Cal Class of '15 | UoP Class of '18
Don't be afraid to take risks and be part of unconventional extracurricular activities. It is more important to love what you are doing rather than just be doing something because you "have to". Find out what you're passionate about outside of school and commit to it, these activities will impart lifelong skills and be extremely rewarding.
Cal Class of '15 | ASDOH Class of '20
There's no better way than to follow your passion. Know why you do what you do and keep at it. Dental school and after won't be easy, but it'll be worth it if your intentions are pure. In the end, everything will work out somewhere and somehow.
Cal Class of '16 | USC Class of '20
And the one thing I would recommended is that you should definitely get involved in community service early on because it's so fulfilling to be able to help people and dentistry is all about having a positive impact on your patients lives.
Cal Class of '14 | UCSF Class of '19
Let’s be honest. There are only a very few select people who know exactly what they want to do. The rest of us, well, you already know where you are but you don’t know where you’re headed. A lot of people have asked me how is it that you find out what you want to do and the answer I always give them is this: try everything. When you take that proactive approach of saying yes to events here and there, whether it’s just a friend’s invitation or through PDS you open yourself up to so many opportunities in not only experience but meeting people and finding out about possible things you may learn to find an interest in. Just go for it. I’ve met countless numbers of people who I would never have imagined to get me to where I am today. I am a compilation of all the things that I have done and I am so grateful for where I am because of the things that I chose to do. It doesn’t have to all be related to dentistry. I was a Botany fanatic in IB who doubled in psychology. Are they more related to the field of dentistry than MCB or the other Bio majors? No, but what I’ve gained from those experiences are not only life hobbies and character but also great mentors who have helped me get into dental school through their letters and guide. Don’t follow the path of others and be the champion of yourself.

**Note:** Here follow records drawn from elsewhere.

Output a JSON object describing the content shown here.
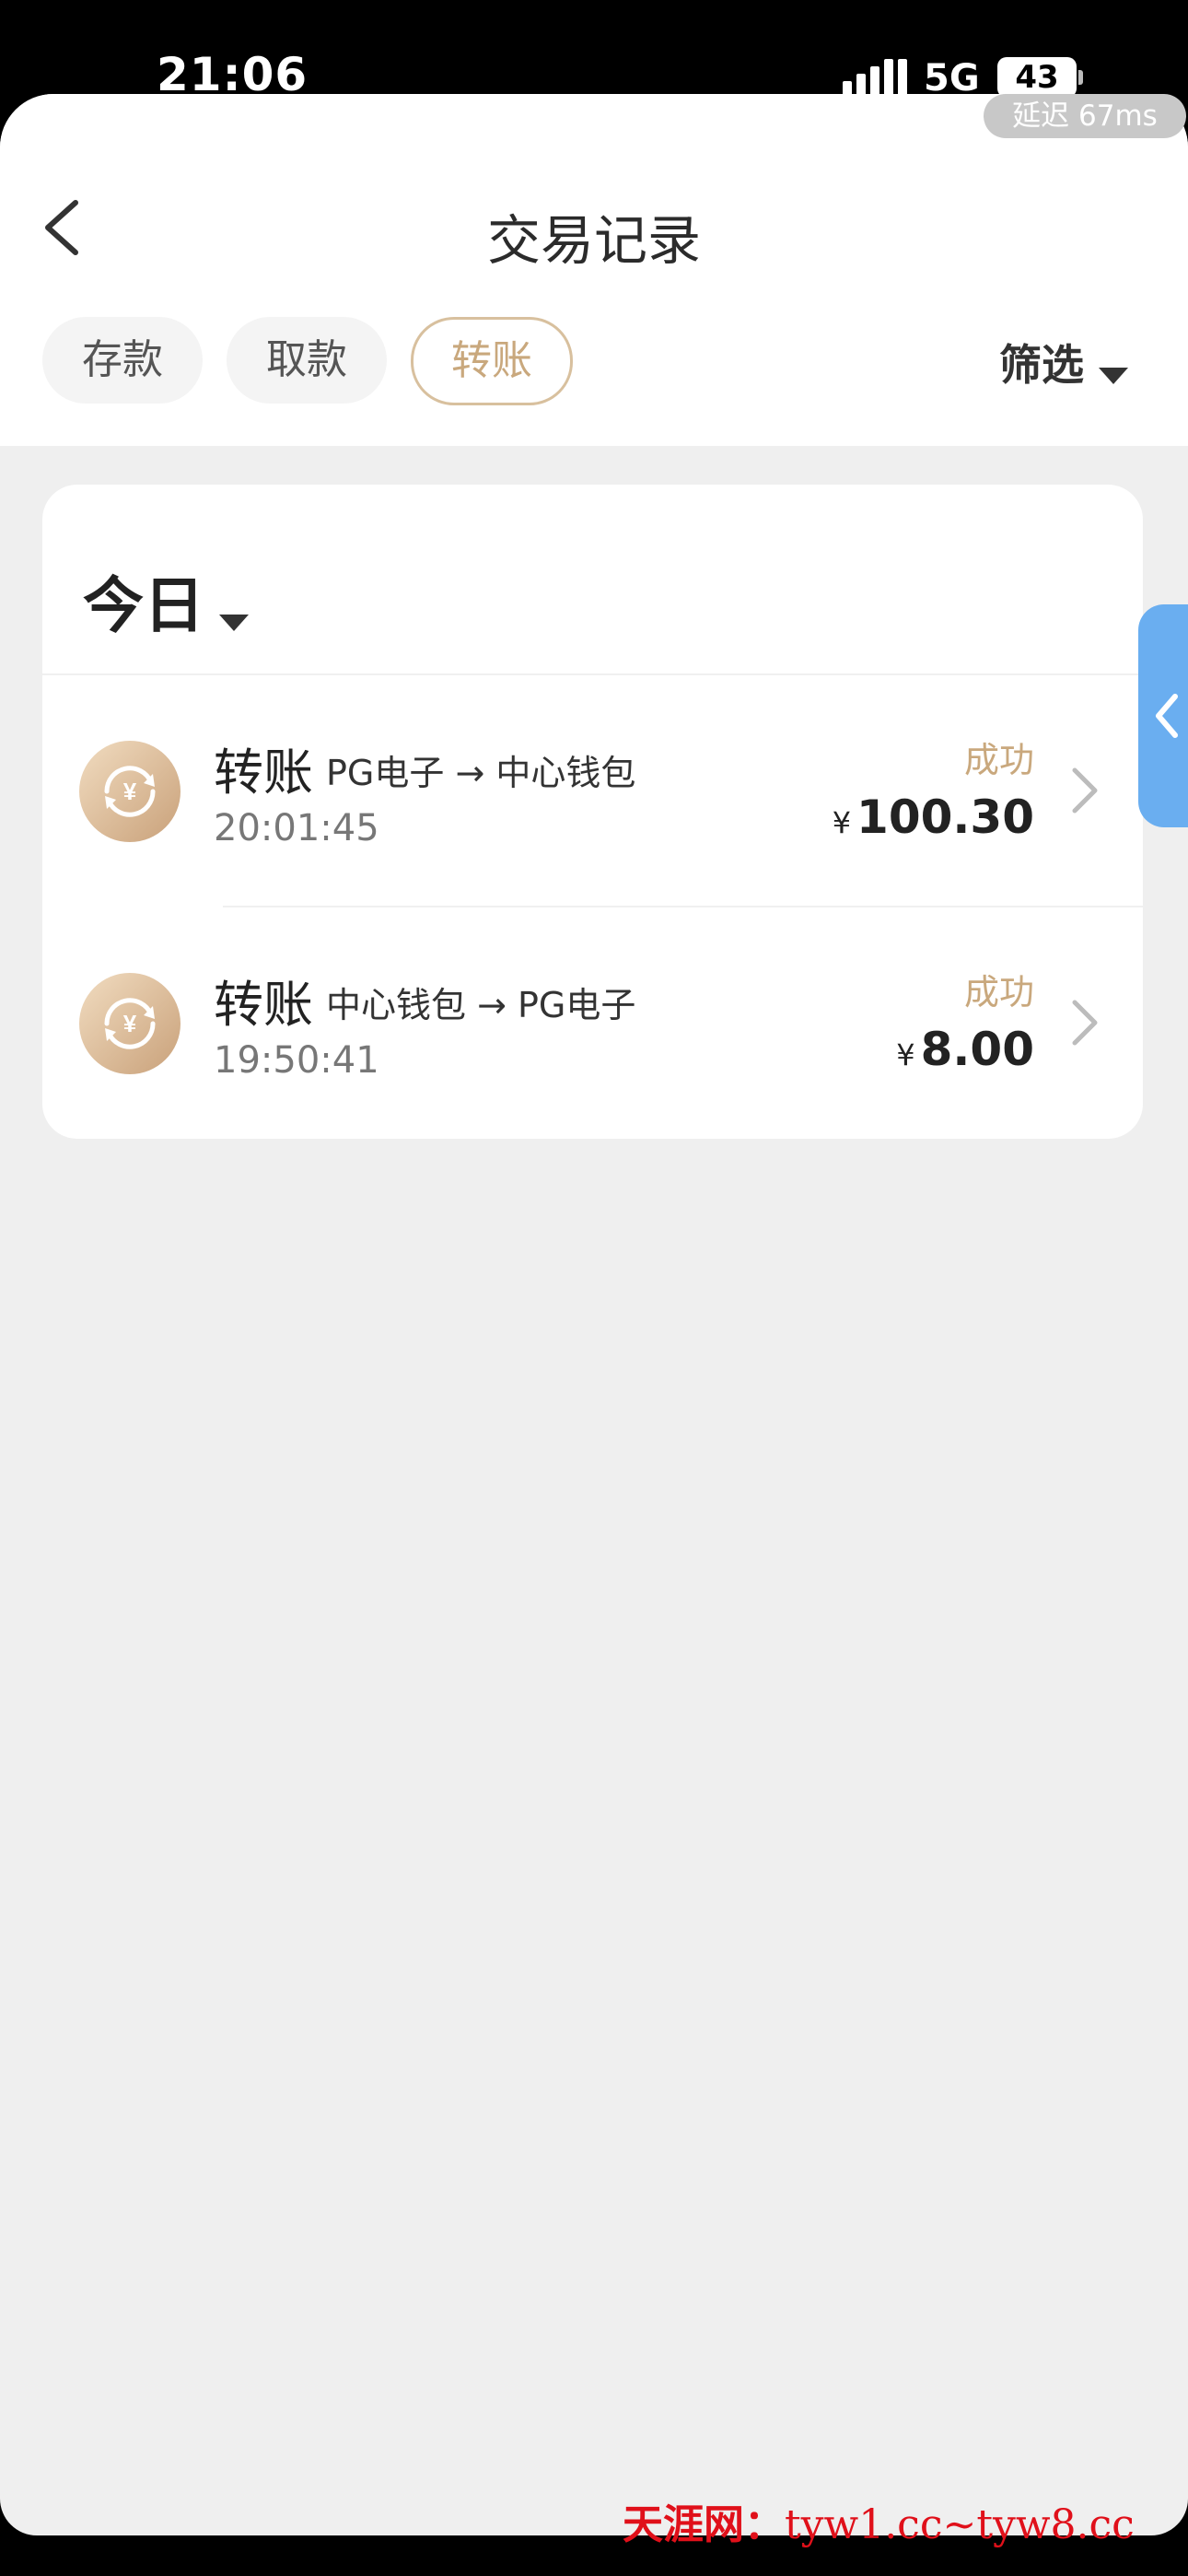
{
  "status_bar": {
    "time": "21:06",
    "network": "5G",
    "battery": "43"
  },
  "latency": "延迟 67ms",
  "header": {
    "title": "交易记录"
  },
  "tabs": [
    {
      "label": "存款"
    },
    {
      "label": "取款"
    },
    {
      "label": "转账",
      "selected": true
    }
  ],
  "filter": {
    "label": "筛选"
  },
  "section": {
    "label": "今日"
  },
  "transactions": [
    {
      "type": "转账",
      "route": "PG电子 → 中心钱包",
      "time": "20:01:45",
      "status": "成功",
      "currency": "¥",
      "amount": "100.30"
    },
    {
      "type": "转账",
      "route": "中心钱包 → PG电子",
      "time": "19:50:41",
      "status": "成功",
      "currency": "¥",
      "amount": "8.00"
    }
  ],
  "watermark": {
    "brand": "天涯网：",
    "url": "tyw1.cc~tyw8.cc"
  },
  "colors": {
    "accent": "#c9a87d",
    "background": "#efefef",
    "side_tab": "#6aaef0",
    "watermark": "#e0101a"
  }
}
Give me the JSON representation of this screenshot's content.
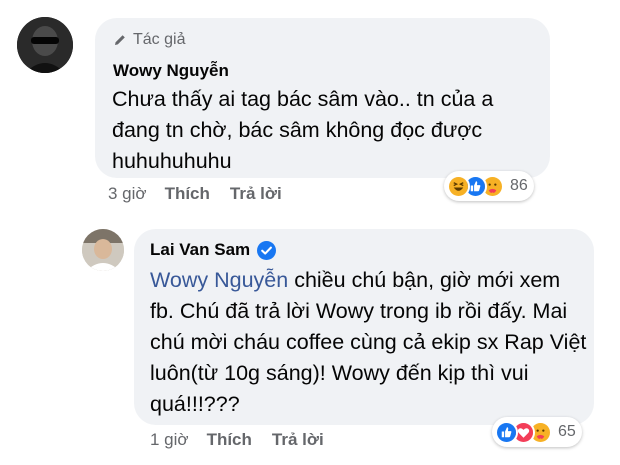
{
  "comment1": {
    "author_badge": "Tác giả",
    "author": "Wowy Nguyễn",
    "text": "Chưa thấy ai tag bác sâm vào.. tn của a đang tn chờ, bác sâm không đọc được huhuhuhuhu",
    "time": "3 giờ",
    "like": "Thích",
    "reply": "Trả lời",
    "reactions": [
      "haha-icon",
      "like-icon",
      "care-icon"
    ],
    "reaction_count": "86"
  },
  "comment2": {
    "author": "Lai Van Sam",
    "mention": "Wowy Nguyễn",
    "text": " chiều chú bận, giờ mới xem fb. Chú đã trả lời Wowy trong ib rồi đấy. Mai chú mời cháu coffee cùng cả ekip sx Rap Việt luôn(từ 10g sáng)! Wowy đến kịp thì vui quá!!!???",
    "time": "1 giờ",
    "like": "Thích",
    "reply": "Trả lời",
    "reactions": [
      "like-icon",
      "love-icon",
      "care-icon"
    ],
    "reaction_count": "65"
  },
  "colors": {
    "bubble": "#f0f2f5",
    "meta": "#65676b",
    "mention": "#385898",
    "like_blue": "#1877f2",
    "love_red": "#f33e58",
    "haha_yellow": "#f7b125"
  }
}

Cal Class of '16 | UCLA Class of '21
Keep an open mind and embrace all the opportunities you’re going to have! College is too exciting of a time to only keep to your studies, so don’t be afraid to put yourself out there. Meet new people, try new things, and discover what makes you happy. There is the pressure to check everything off on the laundry list of becoming the “perfect” dental school applicant, but my advice is to stick to what is most meaningful to you, after giving everything a try. If you are genuinely interested in something, your passion will shine through and the schools will know you want to be in this profession for the right reasons. Don’t forget to take care of yourself, and develop personal skills along the way. The pre-dental path is challenging but you are all brilliant and will make it in the end if dentistry is the career you are truly passionate about!
Cal Class of ’16, UCSF Class of ‘21
A piece of advice I would give would be to never let fear of not succeeding stop you from doing anything. As a Cal student, I remember feeling immersed in a sea of amazing peers and would often doubt my own abilities. Your peers are amazing, but so are you! Let this belief allow you to get out of your comfort zone and take advantage of the plethora of opportunities that your undergrad environment offers. Let it guide you to what you are passionate about. Another piece of advice I can give is to always take time to reflect. Constantly ask yourself why you are doing what you are doing, and you will feel more grounded during times of uncertainty.